Der Unwirklichkeit dieser Konstruktion entspricht in der Realität ein Festungssystem nach Kafka, das eine Bürokratie (in eben russischen Ausmaßen) beherbergt, die dem Machterhalt der Clique dient, die sich das größte Land der Erde, die größten Ressourcen unter Gebrauch demokratischer Prozesse angeeignet hat. Dmitri Muratow definiert die Clique als „die die Demokratie in Russland für sich erobert haben, um sie zum Zweck des Machterhalts dem Rest der Bevölkerung vorzuenthalten“.
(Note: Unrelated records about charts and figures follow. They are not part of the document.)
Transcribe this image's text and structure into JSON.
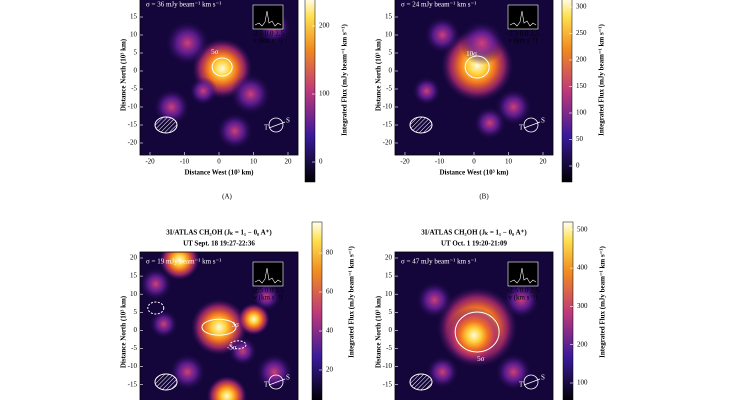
{
  "panels": [
    {
      "caption": "(A)",
      "noise": "σ = 36 mJy beam⁻¹ km s⁻¹",
      "xlabel": "Distance West (10³ km)",
      "ylabel": "Distance North (10³ km)",
      "xticks": [
        -20,
        -10,
        0,
        10,
        20
      ],
      "yticks": [
        15,
        10,
        5,
        0,
        -5,
        -10,
        -15,
        -20
      ],
      "colorbar_label": "Integrated Flux (mJy beam⁻¹ km s⁻¹)",
      "colorbar_ticks": [
        0,
        100,
        200
      ],
      "contours": [
        "5σ"
      ],
      "inset_ticks": "-2.5 0.0 2.5",
      "inset_xlabel": "v (km s⁻¹)",
      "trail": "T",
      "sun": "S"
    },
    {
      "caption": "(B)",
      "noise": "σ = 24 mJy beam⁻¹ km s⁻¹",
      "xlabel": "Distance West (10³ km)",
      "ylabel": "Distance North (10³ km)",
      "xticks": [
        -20,
        -10,
        0,
        10,
        20
      ],
      "yticks": [
        15,
        10,
        5,
        0,
        -5,
        -10,
        -15,
        -20
      ],
      "colorbar_label": "Integrated Flux (mJy beam⁻¹ km s⁻¹)",
      "colorbar_ticks": [
        0,
        50,
        100,
        150,
        200,
        250,
        300
      ],
      "contours": [
        "10σ"
      ],
      "inset_ticks": "-2.5 0.0 2.5",
      "inset_xlabel": "v (km s⁻¹)",
      "trail": "T",
      "sun": "S"
    },
    {
      "title": "3I/ATLAS CH₃OH (Jₖ = 1₁ − 0₀ A⁺)",
      "subtitle": "UT Sept. 18 19:27-22:36",
      "noise": "σ = 19 mJy beam⁻¹ km s⁻¹",
      "ylabel": "Distance North (10³ km)",
      "yticks": [
        20,
        15,
        10,
        5,
        0,
        -5,
        -10,
        -15
      ],
      "colorbar_label": "Integrated Flux (mJy beam⁻¹ km s⁻¹)",
      "colorbar_ticks": [
        20,
        40,
        60,
        80
      ],
      "contours": [
        "3σ",
        "-3σ"
      ],
      "inset_ticks": "-2.5 0.0 2.5",
      "inset_xlabel": "v (km s⁻¹)",
      "trail": "T",
      "sun": "S"
    },
    {
      "title": "3I/ATLAS CH₃OH (Jₖ = 1₁ − 0₀ A⁺)",
      "subtitle": "UT Oct. 1 19:20-21:09",
      "noise": "σ = 47 mJy beam⁻¹ km s⁻¹",
      "ylabel": "Distance North (10³ km)",
      "yticks": [
        20,
        15,
        10,
        5,
        0,
        -5,
        -10,
        -15
      ],
      "colorbar_label": "Integrated Flux (mJy beam⁻¹ km s⁻¹)",
      "colorbar_ticks": [
        100,
        200,
        300,
        400,
        500
      ],
      "contours": [
        "5σ"
      ],
      "inset_ticks": "-2.5 0.0 2.5",
      "inset_xlabel": "v (km s⁻¹)",
      "trail": "T",
      "sun": "S"
    }
  ]
}
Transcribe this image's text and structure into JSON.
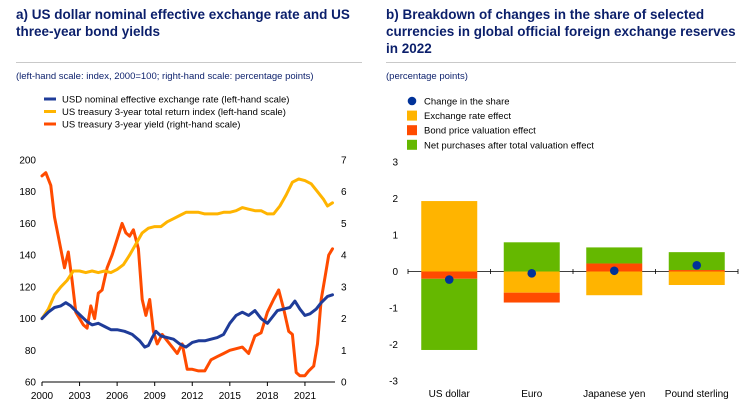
{
  "panel_a": {
    "title": "a) US dollar nominal effective exchange rate and US three-year bond yields",
    "subtitle": "(left-hand scale: index, 2000=100; right-hand scale: percentage points)"
  },
  "panel_b": {
    "title": "b) Breakdown of changes in the share of selected currencies in global official foreign exchange reserves in 2022",
    "subtitle": "(percentage points)"
  },
  "colors": {
    "navy": "#1f3c99",
    "yellow": "#ffb400",
    "orange": "#ff4b00",
    "green": "#65b800",
    "dot": "#003299"
  },
  "chart_data": [
    {
      "type": "line",
      "legend_position": "top-left",
      "grid": false,
      "x_ticks": [
        "2000",
        "2003",
        "2006",
        "2009",
        "2012",
        "2015",
        "2018",
        "2021"
      ],
      "x_range": [
        2000,
        2023.4
      ],
      "left_axis": {
        "ylim": [
          60,
          200
        ],
        "ticks": [
          60,
          80,
          100,
          120,
          140,
          160,
          180,
          200
        ]
      },
      "right_axis": {
        "ylim": [
          0,
          7
        ],
        "ticks": [
          0,
          1,
          2,
          3,
          4,
          5,
          6,
          7
        ]
      },
      "series": [
        {
          "name": "USD nominal effective exchange rate (left-hand scale)",
          "axis": "left",
          "color": "#1f3c99",
          "points": [
            [
              2000,
              100
            ],
            [
              2000.5,
              104
            ],
            [
              2001,
              107
            ],
            [
              2001.5,
              108
            ],
            [
              2001.9,
              110
            ],
            [
              2002.3,
              108
            ],
            [
              2002.8,
              104
            ],
            [
              2003.2,
              101
            ],
            [
              2003.6,
              98
            ],
            [
              2004,
              96
            ],
            [
              2004.5,
              97
            ],
            [
              2005,
              95
            ],
            [
              2005.5,
              93
            ],
            [
              2006,
              93
            ],
            [
              2006.6,
              92
            ],
            [
              2007.2,
              90
            ],
            [
              2007.8,
              86
            ],
            [
              2008.2,
              82
            ],
            [
              2008.5,
              83
            ],
            [
              2008.8,
              88
            ],
            [
              2009.1,
              92
            ],
            [
              2009.5,
              89
            ],
            [
              2010,
              88
            ],
            [
              2010.5,
              87
            ],
            [
              2011,
              84
            ],
            [
              2011.5,
              82
            ],
            [
              2012,
              85
            ],
            [
              2012.5,
              86
            ],
            [
              2013,
              86
            ],
            [
              2013.5,
              87
            ],
            [
              2014,
              88
            ],
            [
              2014.5,
              90
            ],
            [
              2015,
              97
            ],
            [
              2015.5,
              102
            ],
            [
              2016,
              104
            ],
            [
              2016.5,
              102
            ],
            [
              2017,
              105
            ],
            [
              2017.5,
              100
            ],
            [
              2018,
              97
            ],
            [
              2018.4,
              101
            ],
            [
              2018.8,
              105
            ],
            [
              2019.3,
              106
            ],
            [
              2019.8,
              107
            ],
            [
              2020.2,
              111
            ],
            [
              2020.6,
              106
            ],
            [
              2021,
              102
            ],
            [
              2021.4,
              103
            ],
            [
              2021.9,
              106
            ],
            [
              2022.3,
              110
            ],
            [
              2022.8,
              114
            ],
            [
              2023.2,
              115
            ]
          ]
        },
        {
          "name": "US treasury 3-year total return index (left-hand scale)",
          "axis": "left",
          "color": "#ffb400",
          "points": [
            [
              2000,
              100
            ],
            [
              2000.5,
              106
            ],
            [
              2001,
              115
            ],
            [
              2001.5,
              120
            ],
            [
              2002,
              124
            ],
            [
              2002.5,
              130
            ],
            [
              2003,
              130
            ],
            [
              2003.5,
              129
            ],
            [
              2004,
              130
            ],
            [
              2004.5,
              129
            ],
            [
              2005,
              130
            ],
            [
              2005.5,
              129
            ],
            [
              2006,
              131
            ],
            [
              2006.5,
              134
            ],
            [
              2007,
              140
            ],
            [
              2007.5,
              147
            ],
            [
              2008,
              154
            ],
            [
              2008.5,
              157
            ],
            [
              2009,
              158
            ],
            [
              2009.5,
              158
            ],
            [
              2010,
              161
            ],
            [
              2010.5,
              163
            ],
            [
              2011,
              165
            ],
            [
              2011.5,
              167
            ],
            [
              2012,
              167
            ],
            [
              2012.5,
              167
            ],
            [
              2013,
              166
            ],
            [
              2013.5,
              166
            ],
            [
              2014,
              166
            ],
            [
              2014.5,
              167
            ],
            [
              2015,
              167
            ],
            [
              2015.5,
              168
            ],
            [
              2016,
              170
            ],
            [
              2016.5,
              169
            ],
            [
              2017,
              168
            ],
            [
              2017.5,
              168
            ],
            [
              2018,
              166
            ],
            [
              2018.5,
              166
            ],
            [
              2019,
              171
            ],
            [
              2019.5,
              178
            ],
            [
              2020,
              186
            ],
            [
              2020.5,
              188
            ],
            [
              2021,
              187
            ],
            [
              2021.5,
              185
            ],
            [
              2022,
              180
            ],
            [
              2022.5,
              175
            ],
            [
              2022.8,
              171
            ],
            [
              2023.2,
              173
            ]
          ]
        },
        {
          "name": "US treasury 3-year yield (right-hand scale)",
          "axis": "right",
          "color": "#ff4b00",
          "points": [
            [
              2000,
              6.5
            ],
            [
              2000.3,
              6.6
            ],
            [
              2000.7,
              6.2
            ],
            [
              2001,
              5.2
            ],
            [
              2001.4,
              4.4
            ],
            [
              2001.8,
              3.6
            ],
            [
              2002.1,
              4.1
            ],
            [
              2002.4,
              3.2
            ],
            [
              2002.7,
              2.2
            ],
            [
              2003,
              2.0
            ],
            [
              2003.3,
              1.8
            ],
            [
              2003.6,
              1.7
            ],
            [
              2003.9,
              2.4
            ],
            [
              2004.2,
              2.0
            ],
            [
              2004.5,
              2.8
            ],
            [
              2004.8,
              2.9
            ],
            [
              2005.2,
              3.6
            ],
            [
              2005.6,
              4.0
            ],
            [
              2006,
              4.5
            ],
            [
              2006.4,
              5.0
            ],
            [
              2006.7,
              4.7
            ],
            [
              2007,
              4.6
            ],
            [
              2007.3,
              4.8
            ],
            [
              2007.7,
              4.2
            ],
            [
              2008,
              2.6
            ],
            [
              2008.3,
              2.1
            ],
            [
              2008.6,
              2.6
            ],
            [
              2008.9,
              1.6
            ],
            [
              2009.2,
              1.2
            ],
            [
              2009.6,
              1.5
            ],
            [
              2010,
              1.3
            ],
            [
              2010.4,
              1.1
            ],
            [
              2010.8,
              0.9
            ],
            [
              2011.2,
              1.2
            ],
            [
              2011.6,
              0.4
            ],
            [
              2012,
              0.4
            ],
            [
              2012.5,
              0.35
            ],
            [
              2013,
              0.35
            ],
            [
              2013.5,
              0.7
            ],
            [
              2014,
              0.8
            ],
            [
              2014.5,
              0.9
            ],
            [
              2015,
              1.0
            ],
            [
              2015.5,
              1.05
            ],
            [
              2016,
              1.1
            ],
            [
              2016.5,
              0.9
            ],
            [
              2017,
              1.45
            ],
            [
              2017.5,
              1.55
            ],
            [
              2018,
              2.2
            ],
            [
              2018.5,
              2.6
            ],
            [
              2018.9,
              2.9
            ],
            [
              2019.3,
              2.3
            ],
            [
              2019.7,
              1.6
            ],
            [
              2020,
              1.5
            ],
            [
              2020.3,
              0.3
            ],
            [
              2020.6,
              0.2
            ],
            [
              2021,
              0.2
            ],
            [
              2021.3,
              0.35
            ],
            [
              2021.7,
              0.5
            ],
            [
              2022,
              1.2
            ],
            [
              2022.3,
              2.6
            ],
            [
              2022.6,
              3.3
            ],
            [
              2022.9,
              4.0
            ],
            [
              2023.2,
              4.2
            ]
          ]
        }
      ]
    },
    {
      "type": "bar",
      "stacked": true,
      "legend_position": "top-left",
      "grid": false,
      "categories": [
        "US dollar",
        "Euro",
        "Japanese yen",
        "Pound sterling"
      ],
      "ylim": [
        -3,
        3
      ],
      "y_ticks": [
        -3,
        -2,
        -1,
        0,
        1,
        2,
        3
      ],
      "series": [
        {
          "name": "Change in the share",
          "kind": "dot",
          "color": "#003299",
          "values": [
            -0.22,
            -0.05,
            0.02,
            0.17
          ]
        },
        {
          "name": "Exchange rate effect",
          "kind": "bar",
          "color": "#ffb400",
          "values": [
            1.93,
            -0.58,
            -0.65,
            -0.37
          ]
        },
        {
          "name": "Bond price valuation effect",
          "kind": "bar",
          "color": "#ff4b00",
          "values": [
            -0.2,
            -0.27,
            0.22,
            0.04
          ]
        },
        {
          "name": "Net purchases after total valuation effect",
          "kind": "bar",
          "color": "#65b800",
          "values": [
            -1.95,
            0.8,
            0.44,
            0.49
          ]
        }
      ]
    }
  ]
}
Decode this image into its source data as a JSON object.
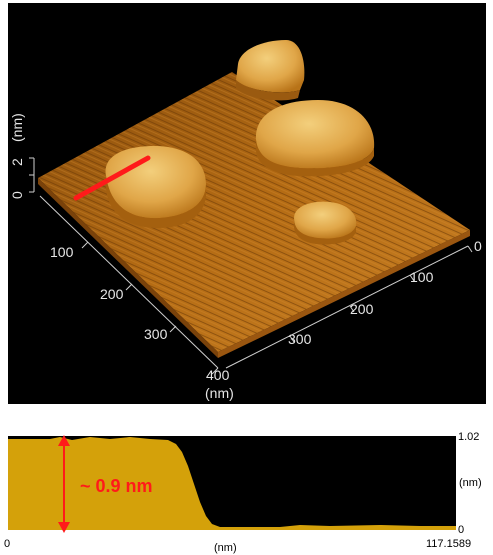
{
  "surface_3d": {
    "z_axis": {
      "ticks": [
        "0",
        "2"
      ],
      "unit": "(nm)"
    },
    "x_axis": {
      "ticks": [
        "100",
        "200",
        "300",
        "400"
      ],
      "unit": "(nm)"
    },
    "y_axis": {
      "ticks": [
        "0",
        "100",
        "200",
        "300"
      ]
    }
  },
  "profile": {
    "annotation": "~ 0.9 nm",
    "x_start": "0",
    "x_end": "117.1589",
    "x_unit": "(nm)",
    "y_top": "1.02",
    "y_bottom": "0",
    "y_unit": "(nm)"
  },
  "colors": {
    "background_3d": "#000000",
    "terrace": "#b06a12",
    "island": "#e6b35a",
    "profile_fill": "#d4a10a",
    "line_marker": "#ff1a1a"
  }
}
Die Cliquenherrschaft, untermauert von neurussischen Ideologien und synthetischen Nationalmythen, vertritt den Neostalinismus nach außen, der Präsident leiht der pyramidalen Struktur das sphinxhafte Gesicht. Insofern eine aktualisierte Variante des Stalinismus vom Ende der 1930er Jahre mit geopolitischem Anspruch.
Dagegen ist Sibirien, die „asiatische Zeitreserve“, von der Heiner Müller 1993 noch sprechen konnte, inzwischen im Besitz oligarchischer Gruppierungen, die sie an parteiverbundene Gruppierungen aus China verkauft. Kohle, Öl, Gas, Wasser, Wälder und Metalle wandern ab, der Klimakollaps im Permafrost und die Brände tun ein übriges, die Verhältnisse in Fluss zu setzen. Das Fundament der Festung löst sich auf, sie wird amorph und schwimmt.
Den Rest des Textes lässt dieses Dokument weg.